Fragments d'un paradis: Les anges
de Jean Giono

critiqué par Tistou, le 25 septembre 2011
( - 68 ans)


La note:  étoiles
“Les Anges”
Ce texte (roman ?) daterait de 1940, dicté par Jean Giono et édité plus tard, en 1948. « Fragments d’un paradis » dénote de la production habituelle de Giono en cela qu’il relate une … expédition marine, celle du voilier « L’Indien », qu’on situera au début du XXème siècle. Plutôt expédition scientifique, encore qu’on ne sache pas précisément ce que vont chercher ces hommes. Quoique ça semble être plutôt la recherche d’une vraie vie, de la poésie, tels ces propos du capitaine à ses officiers :

« - « Tourner sur nous-mêmes, comme des toupies, dit-il, se passionner pour des régimes politiques la plupart du temps constitués par les plus infâmes assassins, les plus infâmes, puisqu’ils se mettent d’eux-mêmes en dehors de tout châtiment et font les lois pour se permettre d’agir sans danger. Epuiser son sentiment de curiosité, cette chose si fraîche et si apéritive, sur les minuscules objets qui sont proposés par le soi-disant progrès de la civilisation. Tourner en rond dans les interminables couloirs déserts de cette petite partie mystérieuse de la terre qui est constituée par les continents habités, et surtout accepter de perdre le contact avec le vrai monde, est-ce que cela ne vous a pas conduit à cette aridité pleine de sarcasmes et de dégoût dans laquelle vous avez dissimulé peut-être (je connais mal vos vies précédentes) vos grands sentiments d’espace et de lumière ?». »
Giono en pleine mer, donc, à la conquête d’océans peu explorés … inattendu, non ? On est aux confins du Jules Verne de « Vingt mille lieues sous la mer », du Conan Doyle de « Le monde perdu », le tout mâtiné d’une sacrée dose de poésie, loin de la Provence et des champs de lavande ! Jean Giono semble maîtriser parfaitement la chose maritime, le langage maritime, en tout cas il fait bien illusion.

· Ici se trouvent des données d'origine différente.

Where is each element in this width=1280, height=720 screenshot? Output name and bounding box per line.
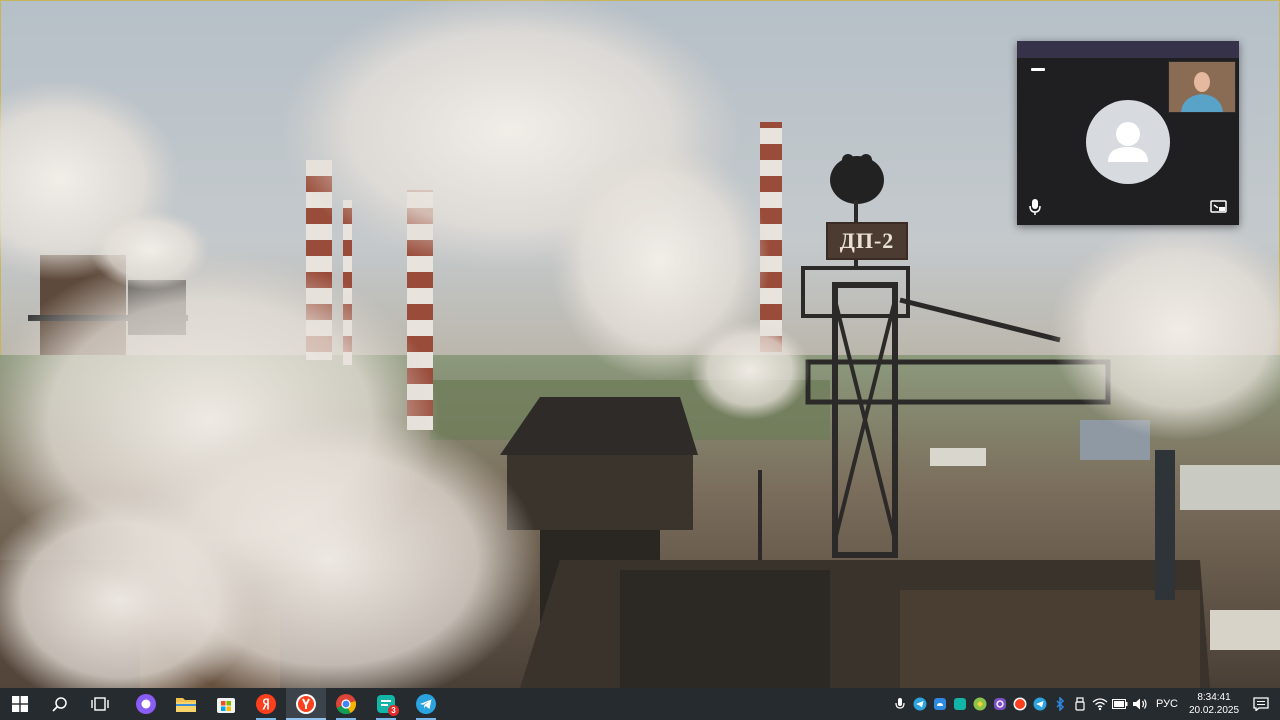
chrome-icon <box>336 694 356 715</box>
search-icon <box>52 697 67 712</box>
wifi-icon <box>1092 698 1108 711</box>
call-title-bar[interactable] <box>1017 41 1239 58</box>
taskbar-telegram[interactable] <box>406 688 446 720</box>
taskbar-chrome[interactable] <box>326 688 366 720</box>
clock-time: 8:34:41 <box>1197 692 1231 703</box>
bluetooth-icon <box>1056 697 1065 711</box>
tray-telegram[interactable] <box>910 688 930 720</box>
unread-badge: 3 <box>388 705 399 716</box>
clock-date: 20.02.2025 <box>1188 705 1240 716</box>
telegram-icon <box>1033 697 1047 711</box>
clock[interactable]: 8:34:41 20.02.2025 <box>1186 691 1242 717</box>
microphone-icon[interactable] <box>1028 198 1042 216</box>
task-view-button[interactable] <box>80 688 120 720</box>
store-icon <box>217 698 235 713</box>
self-view-video[interactable] <box>1168 61 1236 113</box>
tray-microphone[interactable] <box>890 688 910 720</box>
tray-update[interactable] <box>970 688 990 720</box>
minimize-icon[interactable] <box>1031 68 1045 71</box>
taskbar-yandex-browser[interactable] <box>286 688 326 720</box>
taskbar: 3 РУС 8:34:41 20.02.2025 <box>0 688 1280 720</box>
input-language[interactable]: РУС <box>1150 698 1186 710</box>
update-icon <box>973 697 987 711</box>
tray-yandex-browser[interactable] <box>1010 688 1030 720</box>
tray-cloud[interactable] <box>930 688 950 720</box>
start-button[interactable] <box>0 688 40 720</box>
battery-icon <box>1111 699 1128 709</box>
folder-icon <box>176 698 196 712</box>
system-tray: РУС 8:34:41 20.02.2025 <box>890 688 1280 720</box>
tray-battery[interactable] <box>1110 688 1130 720</box>
telegram-icon <box>913 697 927 711</box>
messenger-icon <box>953 698 966 710</box>
viber-icon <box>993 698 1006 710</box>
yandex-browser-icon <box>1013 697 1027 711</box>
tray-messenger[interactable] <box>950 688 970 720</box>
yandex-browser-icon <box>296 694 316 714</box>
taskbar-alice[interactable] <box>126 688 166 720</box>
furnace-sign-label: ДП-2 <box>839 228 895 253</box>
cloud-icon <box>933 698 946 710</box>
tray-wifi[interactable] <box>1090 688 1110 720</box>
search-button[interactable] <box>40 688 80 720</box>
tray-telegram-2[interactable] <box>1030 688 1050 720</box>
alice-icon <box>136 694 156 714</box>
taskbar-file-explorer[interactable] <box>166 688 206 720</box>
notification-icon <box>1253 697 1269 711</box>
screen-share-icon[interactable] <box>1210 199 1228 215</box>
tray-bluetooth[interactable] <box>1050 688 1070 720</box>
furnace-sign: ДП-2 <box>826 222 908 260</box>
notification-center-button[interactable] <box>1242 688 1280 720</box>
video-call-window[interactable] <box>1017 41 1239 225</box>
taskbar-store[interactable] <box>206 688 246 720</box>
user-avatar-icon <box>1086 100 1170 184</box>
taskbar-yandex[interactable] <box>246 688 286 720</box>
volume-icon <box>1132 698 1147 710</box>
tray-viber[interactable] <box>990 688 1010 720</box>
taskbar-messenger[interactable]: 3 <box>366 688 406 720</box>
windows-icon <box>12 696 28 712</box>
tray-usb[interactable] <box>1070 688 1090 720</box>
task-view-icon <box>91 697 109 711</box>
usb-icon <box>1075 697 1085 711</box>
yandex-icon <box>256 694 276 714</box>
telegram-icon <box>416 694 436 714</box>
tray-volume[interactable] <box>1130 688 1150 720</box>
microphone-icon <box>895 698 905 709</box>
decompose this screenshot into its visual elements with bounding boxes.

Mais c’est pour mieux nous emmener dans des délires poétiques et philosophiques.
Cet équipage va véritablement faire des rencontres … d’au moins « du troisième type », entre des oiseaux aux plumages toujours plus éclatants - si pas fluorescents - un calamar géant qui convoque la gent aviaire – des milliers d’oiseaux qui obscurcissent le ciel – pour venir le nettoyer lors de sa remontée en surface, des raies géantes, …
Mais Giono, imperturbable, nous fait dépasser les caps improbables, on ne sait pour où et on ne le saura pas. Seul le capitaine pourrait le savoir et il ne le dit pas. Car « Fragments d’un paradis » n’est manifestement pas terminé. Ces fragments seraient constitués d’un ensemble de notes, d’ébauches, en préparation d’une œuvre poétique ?
Au bilan, une lecture étrange et hors du temps, aux franges de l’onirisme poétique.